Molecular models are useful for examining steric interactions but do not give quantitative information about steric energy. A more complete approach to understanding spatial relationships and stereochemistry is to combine molecular models with computer based molecular mechanics calculations.
The total steric energy for the optimized geometry of a molecule is perhaps the most widely used piece of information obtained from a molecular mechanics calculation. The absolute value for the steric energy varies from program to program and is of little or no use; however, the relative size of individual interactions (compression, bending, stretch-bend, torsional) that compose the total steric energy can be helpful in identifying specific sites and types of strain. In general, however, it is most informative to compare steric energies and establish the relative stabilities of structural isomers, stereoisomers, and rotomers in staggered conformations.
The molecular mechanics force field is a computational model for describing the potential energy surface for all the possible movements of atoms within a molecule. In some respects, it is similar to the familiar hand-held molecular models, but it is much more sophisticated. Force fields have been parameterized, or fit, to give excellent geometries, relative conformational energies, heats of formation, crystal packing arrangements, and even transition state structures and reactivities.

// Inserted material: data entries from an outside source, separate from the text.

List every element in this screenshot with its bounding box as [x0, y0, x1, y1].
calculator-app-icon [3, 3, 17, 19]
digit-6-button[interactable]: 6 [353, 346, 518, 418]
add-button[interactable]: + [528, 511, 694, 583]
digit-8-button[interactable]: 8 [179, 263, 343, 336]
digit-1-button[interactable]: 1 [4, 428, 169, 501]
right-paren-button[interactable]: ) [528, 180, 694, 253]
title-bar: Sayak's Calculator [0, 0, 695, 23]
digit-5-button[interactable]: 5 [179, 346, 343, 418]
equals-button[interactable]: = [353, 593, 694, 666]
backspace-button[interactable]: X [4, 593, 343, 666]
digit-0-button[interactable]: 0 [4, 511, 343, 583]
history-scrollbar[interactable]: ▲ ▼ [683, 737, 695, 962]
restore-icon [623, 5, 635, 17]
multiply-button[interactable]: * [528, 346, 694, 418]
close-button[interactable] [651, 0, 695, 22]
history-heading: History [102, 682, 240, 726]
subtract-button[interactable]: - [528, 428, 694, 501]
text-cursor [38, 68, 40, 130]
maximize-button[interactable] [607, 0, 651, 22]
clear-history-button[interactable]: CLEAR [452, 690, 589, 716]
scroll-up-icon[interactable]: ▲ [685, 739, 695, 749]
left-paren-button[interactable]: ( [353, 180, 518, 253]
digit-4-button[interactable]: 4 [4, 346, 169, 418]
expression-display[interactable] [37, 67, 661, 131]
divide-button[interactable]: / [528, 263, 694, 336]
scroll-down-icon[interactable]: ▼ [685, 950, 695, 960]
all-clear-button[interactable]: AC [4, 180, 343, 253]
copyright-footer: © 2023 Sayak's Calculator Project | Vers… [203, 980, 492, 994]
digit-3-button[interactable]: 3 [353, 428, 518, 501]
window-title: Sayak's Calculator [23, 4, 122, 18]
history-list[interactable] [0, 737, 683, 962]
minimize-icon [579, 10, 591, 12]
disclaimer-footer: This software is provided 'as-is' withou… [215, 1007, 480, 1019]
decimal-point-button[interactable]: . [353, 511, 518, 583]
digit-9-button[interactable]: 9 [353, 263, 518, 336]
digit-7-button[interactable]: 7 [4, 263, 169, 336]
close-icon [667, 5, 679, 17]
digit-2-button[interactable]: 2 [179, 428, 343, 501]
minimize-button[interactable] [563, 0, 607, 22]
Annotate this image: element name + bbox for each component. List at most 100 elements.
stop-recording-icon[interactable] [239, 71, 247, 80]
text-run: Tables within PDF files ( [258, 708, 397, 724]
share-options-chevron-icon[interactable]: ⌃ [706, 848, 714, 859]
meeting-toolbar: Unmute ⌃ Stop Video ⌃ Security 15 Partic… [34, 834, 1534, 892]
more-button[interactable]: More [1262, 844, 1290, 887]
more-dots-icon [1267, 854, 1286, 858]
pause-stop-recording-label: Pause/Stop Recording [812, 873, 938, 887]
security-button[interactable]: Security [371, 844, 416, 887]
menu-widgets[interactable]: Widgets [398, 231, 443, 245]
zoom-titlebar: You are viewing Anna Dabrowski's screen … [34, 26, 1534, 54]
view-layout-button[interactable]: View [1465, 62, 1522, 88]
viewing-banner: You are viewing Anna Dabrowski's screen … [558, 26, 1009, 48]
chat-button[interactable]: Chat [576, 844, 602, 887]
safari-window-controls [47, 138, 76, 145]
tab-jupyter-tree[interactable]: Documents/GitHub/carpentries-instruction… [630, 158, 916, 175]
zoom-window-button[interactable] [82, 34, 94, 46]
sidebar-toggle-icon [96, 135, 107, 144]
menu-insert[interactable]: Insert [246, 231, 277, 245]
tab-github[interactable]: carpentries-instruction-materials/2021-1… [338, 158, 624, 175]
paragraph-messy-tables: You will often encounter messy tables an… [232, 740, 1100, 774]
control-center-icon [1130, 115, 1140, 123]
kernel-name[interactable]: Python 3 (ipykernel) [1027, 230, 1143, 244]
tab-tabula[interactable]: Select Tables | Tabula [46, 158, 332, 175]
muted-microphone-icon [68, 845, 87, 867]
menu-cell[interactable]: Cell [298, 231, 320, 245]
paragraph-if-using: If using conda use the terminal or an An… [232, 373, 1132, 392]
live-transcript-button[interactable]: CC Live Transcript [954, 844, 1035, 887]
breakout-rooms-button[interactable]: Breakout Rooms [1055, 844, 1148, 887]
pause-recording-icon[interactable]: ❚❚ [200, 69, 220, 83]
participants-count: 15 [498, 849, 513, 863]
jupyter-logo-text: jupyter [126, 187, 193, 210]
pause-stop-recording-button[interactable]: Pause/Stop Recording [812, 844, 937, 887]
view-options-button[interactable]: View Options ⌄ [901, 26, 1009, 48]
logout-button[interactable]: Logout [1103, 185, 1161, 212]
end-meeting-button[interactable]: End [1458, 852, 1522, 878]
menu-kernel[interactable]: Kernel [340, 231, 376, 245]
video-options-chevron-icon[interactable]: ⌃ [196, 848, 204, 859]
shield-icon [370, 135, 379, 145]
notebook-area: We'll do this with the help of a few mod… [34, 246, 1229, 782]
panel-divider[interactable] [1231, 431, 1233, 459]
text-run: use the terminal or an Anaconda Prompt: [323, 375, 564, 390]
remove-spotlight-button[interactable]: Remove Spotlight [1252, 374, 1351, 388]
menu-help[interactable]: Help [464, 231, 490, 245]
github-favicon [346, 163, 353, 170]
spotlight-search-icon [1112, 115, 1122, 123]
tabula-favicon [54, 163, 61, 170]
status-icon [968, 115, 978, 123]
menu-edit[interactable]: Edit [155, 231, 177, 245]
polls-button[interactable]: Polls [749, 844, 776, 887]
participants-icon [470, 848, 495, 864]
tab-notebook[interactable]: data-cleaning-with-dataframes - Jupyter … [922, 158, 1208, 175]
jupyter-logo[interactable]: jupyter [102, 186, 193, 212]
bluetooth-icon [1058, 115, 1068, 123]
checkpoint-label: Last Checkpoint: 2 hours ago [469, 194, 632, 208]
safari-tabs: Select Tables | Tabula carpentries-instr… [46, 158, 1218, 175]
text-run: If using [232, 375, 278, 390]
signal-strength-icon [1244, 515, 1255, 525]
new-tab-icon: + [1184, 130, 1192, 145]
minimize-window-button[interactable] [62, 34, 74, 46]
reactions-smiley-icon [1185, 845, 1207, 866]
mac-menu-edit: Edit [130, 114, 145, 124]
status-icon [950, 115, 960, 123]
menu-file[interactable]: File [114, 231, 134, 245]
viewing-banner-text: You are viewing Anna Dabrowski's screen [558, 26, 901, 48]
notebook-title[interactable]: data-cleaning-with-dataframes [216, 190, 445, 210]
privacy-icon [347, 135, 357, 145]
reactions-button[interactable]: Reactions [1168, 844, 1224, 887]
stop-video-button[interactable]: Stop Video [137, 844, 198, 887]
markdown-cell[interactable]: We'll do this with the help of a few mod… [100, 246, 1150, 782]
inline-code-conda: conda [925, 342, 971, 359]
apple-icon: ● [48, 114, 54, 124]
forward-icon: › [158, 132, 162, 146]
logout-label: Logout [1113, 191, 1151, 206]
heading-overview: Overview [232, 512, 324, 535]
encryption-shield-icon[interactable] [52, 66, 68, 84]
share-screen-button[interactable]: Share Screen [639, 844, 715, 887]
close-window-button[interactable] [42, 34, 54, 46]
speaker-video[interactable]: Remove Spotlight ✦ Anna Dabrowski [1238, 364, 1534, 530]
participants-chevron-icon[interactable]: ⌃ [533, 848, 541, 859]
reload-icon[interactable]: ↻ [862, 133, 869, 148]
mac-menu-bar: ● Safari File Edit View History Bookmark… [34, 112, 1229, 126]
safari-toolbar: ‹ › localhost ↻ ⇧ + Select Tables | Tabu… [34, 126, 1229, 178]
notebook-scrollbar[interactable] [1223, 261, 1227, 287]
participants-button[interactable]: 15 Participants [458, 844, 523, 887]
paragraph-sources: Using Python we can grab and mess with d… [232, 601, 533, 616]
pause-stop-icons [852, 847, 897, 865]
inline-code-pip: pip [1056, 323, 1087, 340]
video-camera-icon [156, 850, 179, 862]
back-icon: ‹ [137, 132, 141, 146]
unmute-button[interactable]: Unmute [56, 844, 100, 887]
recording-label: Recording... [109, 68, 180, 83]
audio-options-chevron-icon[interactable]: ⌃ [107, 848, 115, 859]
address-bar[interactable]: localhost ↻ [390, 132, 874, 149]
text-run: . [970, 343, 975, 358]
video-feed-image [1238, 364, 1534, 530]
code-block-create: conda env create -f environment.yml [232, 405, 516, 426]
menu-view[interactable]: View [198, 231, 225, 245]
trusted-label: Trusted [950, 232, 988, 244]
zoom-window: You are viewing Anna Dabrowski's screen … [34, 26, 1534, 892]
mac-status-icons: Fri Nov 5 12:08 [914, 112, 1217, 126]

The major distinction between the molecular mechanics method used in this experiment and quantum mechanics is that molecular mechanics does not consider the electrons in the molecule explicitly. Molecular mechanics treats the atoms and their associated electrons as units interconnected by the potential functions that we have described. On the other hand, quantum mechanics is very much concerned with the three dimensional distribution of electrons around the nuclei. With molecular mechanics, steric hindrance, conformation, bond angle deformation, etc., can be addressed in a quantitative manner. This approach supplants many of the hand-waving arguments based upon hand-held models that one typically finds in the classroom.
Because small changes in structure can lead to large changes in total energy, calculations to determine optimum geometry are iterative. The energy and its first derivative with respect to all geometrical coordinates are calculated for the starting geometry, and this information is then used to project a new geometry. The process needs to continue until the optimized geometry (with the lowest energy) is reached. Geometry optimization does not guarantee that the final structure has a lower energy than any other structure of the same molecular formula. All that it guarantees is a local minimum, that is, a geometry with an energy lower than that of any similar geometry.
Your task in this exercise is to determine the relative concentrations of the two chair conformers of cis-1-bromo-2-methylcyclohexane and one other disubstituted cyclohexane of your choosing.
Part One
Start Spartan. Open a new file in order to begin building your molecule. Choose cyclohexane from the rings drop-down menu. Add the substituents by using the buttons on the panel at the right. When you are finished building the molecule, click on the "V" button at the top of the screen. This step will move you into the part of the program where you can carry out calculations.
Under the "Setup" menu, choose Calculations. Use the menu boxes to do an equilibrium geometry calculation using a molecular mechanics calculation with the MMFF force field option. When you submit the calculation, you'll be asked to save the file. You should save it to your network space or a thumb drive. The calculation will not take much time. When it finishes, you should look at the results by choosing Output (under the "Display" menu). Record the energy from the final cycle shown. The numerical value is reported without units. The units are kcal/mol.
Repeat the building and calculation process, changing the substituents so that those which were axial become equatorial and vice versa.
Part Two
Repeat the entire process, using a 1,3 or 1,4 disubstituted cyclohexane of your choice.
Determine ΔG for the "reaction" of flipping between the two chair conformers of cis-1-bromo-2-methylcyclohexane that you built. Determine the equilibrium constant K using equation 1. Assume that T is room temperature, 25 oC or 298 K.
ΔG = -RT ln K (1)
R = 8.315 J/mol K = 34.76 cal/mol K
Finally, determine the percent composition of the sample from the equilibrium constant you found. Be aware that the Spartan results are reported in kcal. You will need to pay attention to units, converting between kcal and Joules.
Repeat these steps for the second disubstituted compound that you chose.